Support Gemma 1.1 model
System Info
Model: https://huggingface.co/google/gemma-1.1-2b-it
Who can help?
@byshiue
Information
- [ ] The official example scripts
- [ ] My own modified scripts
Tasks
- [ ] An officially supported task in the
examplesfolder (such as GLUE/SQuAD, ...) - [ ] My own task or dataset (give details below)
Reproduction
- Use
GemmaForCausalLM.from_hugging_face().save_checkpoint()API with for https://huggingface.co/google/gemma-1.1-2b-it model, this fails for 1.1 model but succeeds for 1.0 model (https://huggingface.co/google/gemma-2b-it) - Use trt-llm build tool to build an engine, this fails for 1.0 model
Expected behavior
Successfully working TRT-LLM engine
actual behavior
Either checkpoint (for 1.1 version) or engine (for 1.0 version) build fails
additional notes
I believe issue for 1.1 comes from gelu_pytorch_tanh activation function, I'm not sure what breaks build for 1.0
Hi @ttim , if my understanding is correct, the gelu_pytorch_tanh should be equal to gelu activation function, they are different implementation.
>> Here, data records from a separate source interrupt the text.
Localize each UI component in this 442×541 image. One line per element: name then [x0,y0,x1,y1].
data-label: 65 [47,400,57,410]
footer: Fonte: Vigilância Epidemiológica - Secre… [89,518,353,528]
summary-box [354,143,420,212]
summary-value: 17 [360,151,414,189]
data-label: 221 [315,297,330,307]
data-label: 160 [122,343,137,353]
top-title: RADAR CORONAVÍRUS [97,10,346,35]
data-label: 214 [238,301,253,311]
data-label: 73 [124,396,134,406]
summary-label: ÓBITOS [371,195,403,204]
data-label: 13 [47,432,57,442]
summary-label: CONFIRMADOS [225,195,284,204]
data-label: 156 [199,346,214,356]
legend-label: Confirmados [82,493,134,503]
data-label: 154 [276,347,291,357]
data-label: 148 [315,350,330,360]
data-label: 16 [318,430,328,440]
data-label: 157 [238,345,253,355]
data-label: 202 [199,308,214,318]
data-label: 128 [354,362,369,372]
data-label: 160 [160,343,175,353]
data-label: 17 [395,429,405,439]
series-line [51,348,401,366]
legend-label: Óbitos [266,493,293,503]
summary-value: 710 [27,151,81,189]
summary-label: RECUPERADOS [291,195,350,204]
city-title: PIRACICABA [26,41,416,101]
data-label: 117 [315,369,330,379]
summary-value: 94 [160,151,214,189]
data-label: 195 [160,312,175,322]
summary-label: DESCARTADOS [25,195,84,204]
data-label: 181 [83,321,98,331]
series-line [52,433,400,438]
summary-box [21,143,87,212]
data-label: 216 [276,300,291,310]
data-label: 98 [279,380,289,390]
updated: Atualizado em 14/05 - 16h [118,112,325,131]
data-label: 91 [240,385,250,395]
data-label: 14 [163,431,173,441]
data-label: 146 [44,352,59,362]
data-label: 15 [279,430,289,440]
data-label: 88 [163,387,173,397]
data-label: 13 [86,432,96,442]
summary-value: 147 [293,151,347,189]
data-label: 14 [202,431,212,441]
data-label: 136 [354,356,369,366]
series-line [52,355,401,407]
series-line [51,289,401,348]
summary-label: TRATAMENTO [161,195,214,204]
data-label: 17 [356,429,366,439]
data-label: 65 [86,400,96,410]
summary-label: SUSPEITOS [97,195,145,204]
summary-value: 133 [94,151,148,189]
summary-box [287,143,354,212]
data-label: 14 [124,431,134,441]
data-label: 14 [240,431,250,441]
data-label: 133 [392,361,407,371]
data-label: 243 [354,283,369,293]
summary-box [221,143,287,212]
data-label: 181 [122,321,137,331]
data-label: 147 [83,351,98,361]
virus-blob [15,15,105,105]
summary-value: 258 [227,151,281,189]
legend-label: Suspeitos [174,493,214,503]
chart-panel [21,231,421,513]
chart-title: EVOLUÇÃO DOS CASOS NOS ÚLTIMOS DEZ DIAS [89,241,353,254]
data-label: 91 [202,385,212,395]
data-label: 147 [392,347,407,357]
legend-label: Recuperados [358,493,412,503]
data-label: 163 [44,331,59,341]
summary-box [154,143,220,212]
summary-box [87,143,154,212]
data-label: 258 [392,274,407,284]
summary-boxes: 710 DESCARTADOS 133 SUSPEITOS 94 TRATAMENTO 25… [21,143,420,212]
Could you please share the error log when building Gemma-1.1?
@QiJune it fails at this line https://github.com/NVIDIA/TensorRT-LLM/blob/9691e12bce7ae1c126c435a049eb516eb119486c/tensorrt_llm/layers/mlp.py#L49 , presumably because of the hf configuration of the model specifying gelu_pytorch_tanh. I believe the fix is to add this alias here https://github.com/NVIDIA/TensorRT-LLM/blob/9691e12bce7ae1c126c435a049eb516eb119486c/tensorrt_llm/functional.py#L5347
@ttim , Yes, I think so. Could you please submit a MR to fix it? Or you prefer to waiting for us to fix it?
@QiJune there are two issues here. Activation function issue I can fix myself. But apart from it from_hugging_face is broken for Gemma models in other code path I can't really debug myself. It happens both for Gemma 1 and 1.1 (after activation function fix. Here's error on most current dev version:
AssertionError: Gemma only supports share_embedding_table
Even if this is fixed it fails with some error from.TensorRT about incompatible types.
@QiJune I've created PR for the activation function: https://github.com/NVIDIA/TensorRT-LLM/pull/1897
As more and more new models enter the market, we have prepared comprehensive instructions for TRT-LLM developers on adapting to new models of interest. We encourage our community developers to expand the range of supported models, fostering an open ecosystem with rapid iterations.
Please try following these instructions and let us know if you encounter any issues during the adaptation process. We greatly appreciate your dedication.